Je sympathise avec Olivier. C'est un mec de 20 ans qui vient de la région Champagne et qui bosse dans les vignes. Il a arrêté ses études très tôt. Il me dit que pour lui, le service est l'occasion de « découvrir une autre région que la sienne », qui est pourtant géographiquement proche. On enchaîne clopes sur clopes, jusqu'à ce qu'un sous-officier nous remette nos vêtements militaires, y compris la célèbre fourragère, décoration d'uniforme scrupuleusement respectée dans mon régiment. Un bout de tissu relativement laid que l'on attache à l'épaule avec des cordons. Puis l'on passe tour à tour chez le coiffeur de la caserne. Coup de tondeuse obligatoire. Ça y est, j'étais devenu un bidasse.

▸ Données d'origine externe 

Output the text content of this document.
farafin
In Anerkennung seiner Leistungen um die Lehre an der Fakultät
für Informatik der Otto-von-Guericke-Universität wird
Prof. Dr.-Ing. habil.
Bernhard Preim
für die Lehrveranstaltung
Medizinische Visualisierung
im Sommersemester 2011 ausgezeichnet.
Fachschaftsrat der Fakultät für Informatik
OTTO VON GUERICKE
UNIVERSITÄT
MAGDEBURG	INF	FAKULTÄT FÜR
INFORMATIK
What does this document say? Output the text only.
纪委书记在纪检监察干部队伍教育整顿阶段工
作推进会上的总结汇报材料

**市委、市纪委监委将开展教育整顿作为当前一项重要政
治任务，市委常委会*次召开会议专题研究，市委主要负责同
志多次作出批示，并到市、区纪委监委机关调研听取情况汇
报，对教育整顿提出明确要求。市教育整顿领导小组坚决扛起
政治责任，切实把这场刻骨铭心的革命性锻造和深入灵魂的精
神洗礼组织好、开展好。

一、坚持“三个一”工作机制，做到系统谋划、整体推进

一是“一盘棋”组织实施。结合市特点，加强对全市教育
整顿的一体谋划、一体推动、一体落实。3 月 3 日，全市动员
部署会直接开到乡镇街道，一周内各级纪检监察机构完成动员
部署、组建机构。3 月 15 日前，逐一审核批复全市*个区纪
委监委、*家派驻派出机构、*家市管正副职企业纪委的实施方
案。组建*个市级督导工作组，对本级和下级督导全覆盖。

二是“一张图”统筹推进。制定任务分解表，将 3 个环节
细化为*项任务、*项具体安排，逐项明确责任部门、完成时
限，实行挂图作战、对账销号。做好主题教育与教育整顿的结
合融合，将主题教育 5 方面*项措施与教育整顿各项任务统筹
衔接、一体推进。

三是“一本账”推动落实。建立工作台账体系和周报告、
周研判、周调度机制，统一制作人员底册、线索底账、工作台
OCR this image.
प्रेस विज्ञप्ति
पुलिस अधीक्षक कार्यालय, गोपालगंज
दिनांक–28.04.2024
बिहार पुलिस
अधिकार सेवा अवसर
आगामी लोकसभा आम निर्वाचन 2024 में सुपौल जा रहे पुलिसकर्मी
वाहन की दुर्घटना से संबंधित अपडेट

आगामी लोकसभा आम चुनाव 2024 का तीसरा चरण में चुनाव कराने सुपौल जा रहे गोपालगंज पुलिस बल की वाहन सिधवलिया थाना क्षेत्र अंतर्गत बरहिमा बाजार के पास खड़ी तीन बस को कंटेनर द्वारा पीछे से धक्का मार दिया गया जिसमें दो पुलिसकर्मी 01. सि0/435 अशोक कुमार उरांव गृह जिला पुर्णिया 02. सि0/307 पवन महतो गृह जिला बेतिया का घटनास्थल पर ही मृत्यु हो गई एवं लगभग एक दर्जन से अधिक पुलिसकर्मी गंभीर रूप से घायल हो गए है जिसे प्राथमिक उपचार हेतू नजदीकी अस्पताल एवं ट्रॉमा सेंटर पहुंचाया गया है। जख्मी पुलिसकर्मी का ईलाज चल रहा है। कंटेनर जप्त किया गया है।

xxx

Et à dire vrai, je regrettais déjà ma vie d'avant. À la fac tout se passait bien. Je prenais du plaisir dans mes études et m'étais fait pas mal de potes. J'avais déjà quitté mes parents et logeais, comme beaucoup, dans un minuscule studio. À côté de mes études, je bossais comme livreur de pizzas pour financer mon loyer et mes études. Sentimentalement, je n'avais pas de copine régulière, celle qu'on regrette de laisser sur le quai de la gare, au moment de mon départ pour Bitche. Toutefois, je savais que les dix mois à tirer n'allaient pas faciliter un rapprochement durable avec une quelconque partenaire.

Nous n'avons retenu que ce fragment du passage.